Но он забылся! Просто-напросто забылся! Эта выкройка была его первым серьёзным заданием, он так гордился им! И если бы не та проклятая свеча…
Фриц вздохнул, пошарил под треснувшим корытом для раствора и извлёк наружу одеяло, свечку и засох-шую горбушку хлеба. Помедлил, положил обратно кремень и огниво, укрепил огарок меж камней и прошептал короткий наговор. Прищёлкнул пальцами. Свечка вспыхнула, зажглась и озарила жёлтым светом старый чердак. Фриц против воли расплылся в улыбке: получилось! У него снова получилось! Пусть никто не видит, но всё равно – получилось.
Где-то в глубине души он понимал, что сотворил непоправимое, и в то же время был ужасно горд собой. Невелика важность – маленькие искорки: это любая кошка так может, если её долго гладить. Иное дело – настоящий, живой огонёк.
Внезапно он помрачнел. Теперь один лишь бог мог знать, какое наказание надлежит ему понести. Во всяком случае, он успел выскочить на улицу до того, как ошарашенные лица подмастерьев исказились ужасом. Он не хотел сейчас идти домой, и не потому даже, что боялся огорчить маму. Ему не было страшно, но в глубине души Фриц понимал, что в этот раз она не сумеет его защитить. Даже так: не посмеет. Путь домой отныне был заказан. Куда теперь податься, он не знал.
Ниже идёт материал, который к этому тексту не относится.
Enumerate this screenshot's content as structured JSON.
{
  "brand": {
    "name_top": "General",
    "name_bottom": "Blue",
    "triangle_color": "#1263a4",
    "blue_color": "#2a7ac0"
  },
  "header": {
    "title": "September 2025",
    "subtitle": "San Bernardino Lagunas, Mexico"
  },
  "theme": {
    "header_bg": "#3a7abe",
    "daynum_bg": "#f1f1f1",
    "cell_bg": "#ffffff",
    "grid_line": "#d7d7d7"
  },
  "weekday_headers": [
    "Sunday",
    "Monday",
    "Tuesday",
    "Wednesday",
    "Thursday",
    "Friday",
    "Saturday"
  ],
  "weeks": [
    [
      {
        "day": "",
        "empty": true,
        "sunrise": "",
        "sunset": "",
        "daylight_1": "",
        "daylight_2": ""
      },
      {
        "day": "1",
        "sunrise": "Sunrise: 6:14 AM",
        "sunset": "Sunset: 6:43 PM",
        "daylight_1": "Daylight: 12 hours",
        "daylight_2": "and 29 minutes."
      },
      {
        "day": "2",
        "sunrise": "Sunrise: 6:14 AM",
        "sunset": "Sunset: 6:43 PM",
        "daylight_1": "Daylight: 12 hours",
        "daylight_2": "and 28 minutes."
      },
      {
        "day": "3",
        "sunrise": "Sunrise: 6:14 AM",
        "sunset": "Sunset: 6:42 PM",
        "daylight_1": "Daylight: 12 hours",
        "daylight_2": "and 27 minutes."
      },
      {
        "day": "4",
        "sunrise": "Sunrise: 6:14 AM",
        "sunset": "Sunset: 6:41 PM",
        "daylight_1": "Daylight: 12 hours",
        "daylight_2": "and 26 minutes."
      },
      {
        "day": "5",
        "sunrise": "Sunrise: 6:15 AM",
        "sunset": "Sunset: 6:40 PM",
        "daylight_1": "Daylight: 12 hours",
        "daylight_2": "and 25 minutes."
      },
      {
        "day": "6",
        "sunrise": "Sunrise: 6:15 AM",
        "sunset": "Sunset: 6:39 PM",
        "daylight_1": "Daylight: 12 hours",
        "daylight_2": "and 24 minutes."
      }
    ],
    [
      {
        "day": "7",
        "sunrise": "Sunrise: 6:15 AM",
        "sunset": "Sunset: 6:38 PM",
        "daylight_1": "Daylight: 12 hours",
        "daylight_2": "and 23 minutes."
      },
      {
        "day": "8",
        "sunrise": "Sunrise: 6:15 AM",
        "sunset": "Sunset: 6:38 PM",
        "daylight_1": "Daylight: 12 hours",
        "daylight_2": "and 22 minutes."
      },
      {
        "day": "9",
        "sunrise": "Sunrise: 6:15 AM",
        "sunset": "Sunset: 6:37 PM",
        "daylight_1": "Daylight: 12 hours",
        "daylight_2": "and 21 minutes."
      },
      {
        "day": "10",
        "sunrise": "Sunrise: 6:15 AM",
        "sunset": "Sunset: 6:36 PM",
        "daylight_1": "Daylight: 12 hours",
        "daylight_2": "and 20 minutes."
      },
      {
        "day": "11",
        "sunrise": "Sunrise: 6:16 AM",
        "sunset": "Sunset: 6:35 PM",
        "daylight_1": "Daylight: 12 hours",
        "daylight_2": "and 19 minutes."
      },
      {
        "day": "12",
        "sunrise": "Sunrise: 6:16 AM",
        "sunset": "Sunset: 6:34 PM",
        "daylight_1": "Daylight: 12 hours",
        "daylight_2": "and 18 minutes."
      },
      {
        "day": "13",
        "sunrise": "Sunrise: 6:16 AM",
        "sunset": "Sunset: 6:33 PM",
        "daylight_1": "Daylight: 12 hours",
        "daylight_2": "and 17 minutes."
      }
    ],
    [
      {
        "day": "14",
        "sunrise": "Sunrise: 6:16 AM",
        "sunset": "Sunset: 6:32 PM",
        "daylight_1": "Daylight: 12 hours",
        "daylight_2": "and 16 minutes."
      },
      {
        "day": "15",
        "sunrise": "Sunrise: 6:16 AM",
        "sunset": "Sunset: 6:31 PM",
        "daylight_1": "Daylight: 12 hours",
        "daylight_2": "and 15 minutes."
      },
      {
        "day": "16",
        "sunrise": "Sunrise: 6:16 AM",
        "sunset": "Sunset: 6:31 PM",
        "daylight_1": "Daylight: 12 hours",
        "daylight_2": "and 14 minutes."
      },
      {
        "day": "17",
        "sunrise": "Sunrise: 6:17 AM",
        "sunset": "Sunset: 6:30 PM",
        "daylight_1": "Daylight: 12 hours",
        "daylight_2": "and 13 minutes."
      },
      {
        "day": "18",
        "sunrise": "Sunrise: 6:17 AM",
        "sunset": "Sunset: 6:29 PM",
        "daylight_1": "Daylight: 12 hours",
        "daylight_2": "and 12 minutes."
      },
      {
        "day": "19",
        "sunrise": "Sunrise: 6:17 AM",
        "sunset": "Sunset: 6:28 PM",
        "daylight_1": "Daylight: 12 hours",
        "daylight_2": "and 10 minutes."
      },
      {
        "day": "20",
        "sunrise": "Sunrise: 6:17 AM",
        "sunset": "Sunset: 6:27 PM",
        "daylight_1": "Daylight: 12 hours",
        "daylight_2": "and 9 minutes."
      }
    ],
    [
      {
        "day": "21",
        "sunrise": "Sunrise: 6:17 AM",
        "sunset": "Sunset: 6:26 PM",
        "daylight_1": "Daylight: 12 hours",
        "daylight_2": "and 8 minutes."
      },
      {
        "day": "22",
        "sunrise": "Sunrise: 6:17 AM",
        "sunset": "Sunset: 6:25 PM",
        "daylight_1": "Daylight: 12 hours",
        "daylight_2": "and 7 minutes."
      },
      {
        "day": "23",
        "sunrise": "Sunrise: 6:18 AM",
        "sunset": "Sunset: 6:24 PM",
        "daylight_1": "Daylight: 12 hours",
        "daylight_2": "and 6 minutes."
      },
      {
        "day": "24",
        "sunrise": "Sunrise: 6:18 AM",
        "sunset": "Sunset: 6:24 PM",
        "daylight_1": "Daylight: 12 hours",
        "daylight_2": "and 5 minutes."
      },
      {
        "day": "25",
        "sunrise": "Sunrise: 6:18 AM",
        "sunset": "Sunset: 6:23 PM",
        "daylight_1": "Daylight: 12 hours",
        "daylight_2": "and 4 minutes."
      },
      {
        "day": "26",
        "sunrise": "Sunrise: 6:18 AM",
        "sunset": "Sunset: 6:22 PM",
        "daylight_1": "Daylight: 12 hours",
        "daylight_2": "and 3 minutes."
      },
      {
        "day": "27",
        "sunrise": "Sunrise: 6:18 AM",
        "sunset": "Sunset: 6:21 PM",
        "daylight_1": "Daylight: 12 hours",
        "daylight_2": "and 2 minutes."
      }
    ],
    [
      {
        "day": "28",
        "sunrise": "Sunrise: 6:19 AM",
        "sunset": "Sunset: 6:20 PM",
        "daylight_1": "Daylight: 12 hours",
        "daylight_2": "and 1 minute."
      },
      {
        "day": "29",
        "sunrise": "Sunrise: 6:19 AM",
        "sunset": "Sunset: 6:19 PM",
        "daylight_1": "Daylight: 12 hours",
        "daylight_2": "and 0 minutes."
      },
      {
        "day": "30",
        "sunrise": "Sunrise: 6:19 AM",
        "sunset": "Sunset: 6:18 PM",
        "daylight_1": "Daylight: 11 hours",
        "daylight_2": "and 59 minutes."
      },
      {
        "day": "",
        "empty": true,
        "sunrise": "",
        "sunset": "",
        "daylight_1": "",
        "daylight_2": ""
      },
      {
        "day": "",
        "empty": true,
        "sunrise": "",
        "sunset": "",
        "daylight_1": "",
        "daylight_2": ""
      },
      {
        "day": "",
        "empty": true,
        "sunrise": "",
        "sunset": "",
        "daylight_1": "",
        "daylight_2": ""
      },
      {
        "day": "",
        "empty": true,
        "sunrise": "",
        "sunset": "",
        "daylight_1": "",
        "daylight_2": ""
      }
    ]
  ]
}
Да в конце концов, не сожгут же его за это на костре!
Внезапно Фриц похолодел: а вдруг сожгут?
Закат догорал. Сумеречный Гаммельн заметал следы. Фриц расправил одеяло, подложил под голову свёрнутую куртку и растянулся на жёстких досках. Завтра, подумал он, уже засыпая. Он подумает об этом завтра. А сейчас – спать. Спать…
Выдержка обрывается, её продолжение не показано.